Uno de los antiguos dioses de Roma, a quien se representa con dos rostros opuestos, uno mirando hacia delante, otro hacia atrás. Su leyenda está vinculada a los propios orígenes de Roma. Se le atribuía la invención de las naves y la moneda. A su muerte fue divinizado y en torno a él se forjaron muchas leyendas, una de las cuales cuenta que, para salvar el Capitolio, invadido por los sabinos, hizo brotar ante ellos una fuente de agua hirviente que los puso en fuga. Para conmemorar este hecho, se decidió dejar siempre abierta en tiempo de guerra la puerta del templo de Jano en el Foro, para que el dios pudiese acudir en auxilio de los romanos. Su figura de doble rostro aparece en las más antiguas monedas romanas y recuerda las dos caras de una puerta. Era el dios de las puertas. Su compañera era Cardea, la diosa de los goznes, los comienzos y los finales. Sus santuarios le estaban consagrados el primer mes de año (enero, en latín januarius) y el primer día de cada mes.

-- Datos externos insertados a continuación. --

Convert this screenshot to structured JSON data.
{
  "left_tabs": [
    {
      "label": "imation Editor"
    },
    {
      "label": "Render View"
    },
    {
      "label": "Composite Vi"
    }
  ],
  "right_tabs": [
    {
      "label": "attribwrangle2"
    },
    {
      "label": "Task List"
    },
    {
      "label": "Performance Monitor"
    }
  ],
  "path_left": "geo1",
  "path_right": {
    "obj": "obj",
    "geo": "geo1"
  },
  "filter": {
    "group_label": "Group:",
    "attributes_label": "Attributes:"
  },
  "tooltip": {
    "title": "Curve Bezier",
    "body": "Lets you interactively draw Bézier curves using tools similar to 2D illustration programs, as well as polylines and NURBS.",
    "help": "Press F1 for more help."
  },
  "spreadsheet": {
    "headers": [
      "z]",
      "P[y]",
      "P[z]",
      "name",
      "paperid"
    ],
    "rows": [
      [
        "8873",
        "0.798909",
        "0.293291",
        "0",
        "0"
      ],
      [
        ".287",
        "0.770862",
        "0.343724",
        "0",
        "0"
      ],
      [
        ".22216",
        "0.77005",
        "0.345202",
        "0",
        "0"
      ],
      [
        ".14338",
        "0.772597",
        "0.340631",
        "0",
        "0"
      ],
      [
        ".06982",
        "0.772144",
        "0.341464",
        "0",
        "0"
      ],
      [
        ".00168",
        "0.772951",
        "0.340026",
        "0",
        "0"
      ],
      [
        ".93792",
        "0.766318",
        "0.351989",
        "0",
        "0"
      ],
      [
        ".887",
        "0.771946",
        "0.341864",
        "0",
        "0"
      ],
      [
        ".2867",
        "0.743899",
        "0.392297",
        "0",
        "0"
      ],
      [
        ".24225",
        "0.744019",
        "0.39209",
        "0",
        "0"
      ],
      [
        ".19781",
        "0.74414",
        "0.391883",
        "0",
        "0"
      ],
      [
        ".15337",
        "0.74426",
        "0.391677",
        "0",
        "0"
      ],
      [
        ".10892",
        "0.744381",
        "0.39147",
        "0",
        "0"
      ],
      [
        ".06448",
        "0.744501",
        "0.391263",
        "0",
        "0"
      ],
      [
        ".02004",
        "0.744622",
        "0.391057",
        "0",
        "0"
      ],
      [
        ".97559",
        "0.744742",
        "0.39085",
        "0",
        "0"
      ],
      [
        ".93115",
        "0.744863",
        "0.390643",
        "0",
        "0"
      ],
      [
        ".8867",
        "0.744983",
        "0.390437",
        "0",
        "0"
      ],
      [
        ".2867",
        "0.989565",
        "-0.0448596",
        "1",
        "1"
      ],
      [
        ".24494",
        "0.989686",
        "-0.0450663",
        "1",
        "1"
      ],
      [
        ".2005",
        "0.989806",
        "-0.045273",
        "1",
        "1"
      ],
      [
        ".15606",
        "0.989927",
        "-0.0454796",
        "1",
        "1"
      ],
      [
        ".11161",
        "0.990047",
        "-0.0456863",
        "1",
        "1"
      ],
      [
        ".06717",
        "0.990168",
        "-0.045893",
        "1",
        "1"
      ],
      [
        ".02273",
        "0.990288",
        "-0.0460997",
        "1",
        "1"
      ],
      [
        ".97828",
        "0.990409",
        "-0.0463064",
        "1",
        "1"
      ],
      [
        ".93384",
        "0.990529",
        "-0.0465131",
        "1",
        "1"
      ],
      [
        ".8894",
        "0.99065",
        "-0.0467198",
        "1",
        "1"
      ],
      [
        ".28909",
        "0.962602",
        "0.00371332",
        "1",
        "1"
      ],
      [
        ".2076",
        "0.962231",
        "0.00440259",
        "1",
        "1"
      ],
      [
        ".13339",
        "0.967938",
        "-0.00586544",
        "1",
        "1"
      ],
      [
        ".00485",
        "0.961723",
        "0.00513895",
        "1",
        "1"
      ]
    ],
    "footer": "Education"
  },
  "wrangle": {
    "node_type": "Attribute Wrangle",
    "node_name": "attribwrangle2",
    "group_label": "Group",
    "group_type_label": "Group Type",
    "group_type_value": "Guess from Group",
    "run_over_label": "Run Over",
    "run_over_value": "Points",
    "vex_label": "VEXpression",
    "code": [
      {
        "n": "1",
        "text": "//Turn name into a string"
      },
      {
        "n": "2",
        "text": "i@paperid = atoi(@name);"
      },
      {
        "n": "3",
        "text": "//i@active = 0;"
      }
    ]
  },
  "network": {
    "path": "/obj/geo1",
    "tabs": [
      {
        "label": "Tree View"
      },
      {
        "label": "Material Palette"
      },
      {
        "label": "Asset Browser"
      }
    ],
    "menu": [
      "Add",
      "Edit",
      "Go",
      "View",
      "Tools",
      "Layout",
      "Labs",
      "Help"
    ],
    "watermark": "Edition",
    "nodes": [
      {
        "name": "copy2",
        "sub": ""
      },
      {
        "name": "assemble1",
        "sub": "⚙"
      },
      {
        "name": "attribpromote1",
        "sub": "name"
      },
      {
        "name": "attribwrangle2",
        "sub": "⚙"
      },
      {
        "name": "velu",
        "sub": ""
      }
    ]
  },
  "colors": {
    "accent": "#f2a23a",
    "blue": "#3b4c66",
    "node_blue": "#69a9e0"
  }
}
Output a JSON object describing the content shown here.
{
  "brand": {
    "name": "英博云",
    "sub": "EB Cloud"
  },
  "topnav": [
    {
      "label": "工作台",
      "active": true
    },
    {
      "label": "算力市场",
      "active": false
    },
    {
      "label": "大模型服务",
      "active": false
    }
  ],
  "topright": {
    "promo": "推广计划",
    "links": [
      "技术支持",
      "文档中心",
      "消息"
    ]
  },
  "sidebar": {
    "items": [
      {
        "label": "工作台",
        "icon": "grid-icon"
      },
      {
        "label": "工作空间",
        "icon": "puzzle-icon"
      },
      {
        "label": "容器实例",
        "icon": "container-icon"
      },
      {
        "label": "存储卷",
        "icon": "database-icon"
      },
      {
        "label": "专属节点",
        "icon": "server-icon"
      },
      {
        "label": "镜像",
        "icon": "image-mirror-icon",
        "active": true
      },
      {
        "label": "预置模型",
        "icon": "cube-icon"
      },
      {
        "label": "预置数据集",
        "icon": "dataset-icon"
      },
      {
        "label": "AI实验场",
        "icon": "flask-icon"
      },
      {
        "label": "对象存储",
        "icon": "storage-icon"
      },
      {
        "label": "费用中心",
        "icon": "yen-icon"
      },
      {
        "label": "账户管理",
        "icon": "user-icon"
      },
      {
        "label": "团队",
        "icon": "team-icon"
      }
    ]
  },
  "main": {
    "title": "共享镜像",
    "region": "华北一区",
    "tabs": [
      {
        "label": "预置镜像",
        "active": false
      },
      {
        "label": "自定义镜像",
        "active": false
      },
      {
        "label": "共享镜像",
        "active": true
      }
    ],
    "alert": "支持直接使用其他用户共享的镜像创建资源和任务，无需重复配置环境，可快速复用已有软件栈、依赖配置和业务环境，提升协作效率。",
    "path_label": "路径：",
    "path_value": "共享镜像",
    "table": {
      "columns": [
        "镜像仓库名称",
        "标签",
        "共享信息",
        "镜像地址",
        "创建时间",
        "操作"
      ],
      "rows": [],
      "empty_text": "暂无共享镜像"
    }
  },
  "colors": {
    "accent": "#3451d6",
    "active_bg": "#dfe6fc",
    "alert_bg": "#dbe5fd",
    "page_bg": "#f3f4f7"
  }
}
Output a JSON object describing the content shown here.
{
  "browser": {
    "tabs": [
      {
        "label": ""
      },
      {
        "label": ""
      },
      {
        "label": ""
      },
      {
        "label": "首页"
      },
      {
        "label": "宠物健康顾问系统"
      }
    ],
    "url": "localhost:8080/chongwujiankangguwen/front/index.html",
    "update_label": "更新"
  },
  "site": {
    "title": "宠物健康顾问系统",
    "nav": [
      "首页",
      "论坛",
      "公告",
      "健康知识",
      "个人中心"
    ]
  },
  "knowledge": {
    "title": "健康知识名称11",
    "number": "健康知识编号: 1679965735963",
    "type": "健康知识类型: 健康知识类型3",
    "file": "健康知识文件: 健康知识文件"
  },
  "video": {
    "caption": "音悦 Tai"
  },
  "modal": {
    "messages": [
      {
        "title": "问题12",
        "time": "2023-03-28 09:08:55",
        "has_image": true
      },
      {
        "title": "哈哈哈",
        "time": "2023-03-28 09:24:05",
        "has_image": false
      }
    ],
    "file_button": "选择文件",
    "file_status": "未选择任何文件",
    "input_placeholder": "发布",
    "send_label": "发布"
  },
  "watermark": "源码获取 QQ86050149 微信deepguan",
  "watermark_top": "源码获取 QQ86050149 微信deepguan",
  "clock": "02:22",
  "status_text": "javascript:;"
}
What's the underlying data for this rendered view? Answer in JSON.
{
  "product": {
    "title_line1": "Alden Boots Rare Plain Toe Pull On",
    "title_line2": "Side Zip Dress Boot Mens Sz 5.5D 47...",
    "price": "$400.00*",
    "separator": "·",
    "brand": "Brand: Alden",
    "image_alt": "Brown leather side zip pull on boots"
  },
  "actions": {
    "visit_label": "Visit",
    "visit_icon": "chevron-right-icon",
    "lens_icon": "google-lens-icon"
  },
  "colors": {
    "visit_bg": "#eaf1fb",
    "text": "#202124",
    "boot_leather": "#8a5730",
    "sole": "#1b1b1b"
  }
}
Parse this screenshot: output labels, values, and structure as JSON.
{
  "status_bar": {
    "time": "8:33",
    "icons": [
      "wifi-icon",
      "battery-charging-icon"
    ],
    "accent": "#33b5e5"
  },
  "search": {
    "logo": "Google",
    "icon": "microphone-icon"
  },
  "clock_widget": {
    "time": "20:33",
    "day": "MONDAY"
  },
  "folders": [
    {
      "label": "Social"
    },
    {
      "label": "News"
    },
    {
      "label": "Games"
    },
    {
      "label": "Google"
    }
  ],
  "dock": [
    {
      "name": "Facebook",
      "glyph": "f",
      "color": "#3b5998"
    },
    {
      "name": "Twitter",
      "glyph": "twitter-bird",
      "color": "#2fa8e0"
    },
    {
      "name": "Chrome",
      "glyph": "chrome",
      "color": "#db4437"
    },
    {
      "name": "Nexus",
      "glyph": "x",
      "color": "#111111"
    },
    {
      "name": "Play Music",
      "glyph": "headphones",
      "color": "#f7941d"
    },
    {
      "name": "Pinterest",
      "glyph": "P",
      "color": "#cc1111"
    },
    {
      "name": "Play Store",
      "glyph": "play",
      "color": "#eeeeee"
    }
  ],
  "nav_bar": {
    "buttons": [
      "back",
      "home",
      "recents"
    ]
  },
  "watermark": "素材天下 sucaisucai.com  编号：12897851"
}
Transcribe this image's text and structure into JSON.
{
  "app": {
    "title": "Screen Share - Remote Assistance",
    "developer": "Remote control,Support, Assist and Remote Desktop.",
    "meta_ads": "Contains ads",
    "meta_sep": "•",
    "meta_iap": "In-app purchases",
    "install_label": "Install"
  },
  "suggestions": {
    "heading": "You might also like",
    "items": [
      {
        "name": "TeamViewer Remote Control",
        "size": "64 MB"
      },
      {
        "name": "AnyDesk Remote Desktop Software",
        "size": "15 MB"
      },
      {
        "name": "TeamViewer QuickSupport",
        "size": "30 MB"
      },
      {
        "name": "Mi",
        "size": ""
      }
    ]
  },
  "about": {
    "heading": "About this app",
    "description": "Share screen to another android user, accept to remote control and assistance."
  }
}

Juan consultó también un antiguo libro sobre mitología que estaba abandonado en la biblioteca del diario. Por él se enteró de que el principal templo de Jano, levantado al norte del Foro Romano, tenía dos puertas orientadas una al este y la otra al oeste, al principio y al final del día. Entre ellas se situaba su estatua con las dos caras, mirando en sentidos opuestos.
No sabía qué buscaba a través del dios de la mitología romana pero, a partir de su encuentro con Pellón, Jano se convirtió en una obsesión para el resto de sus días.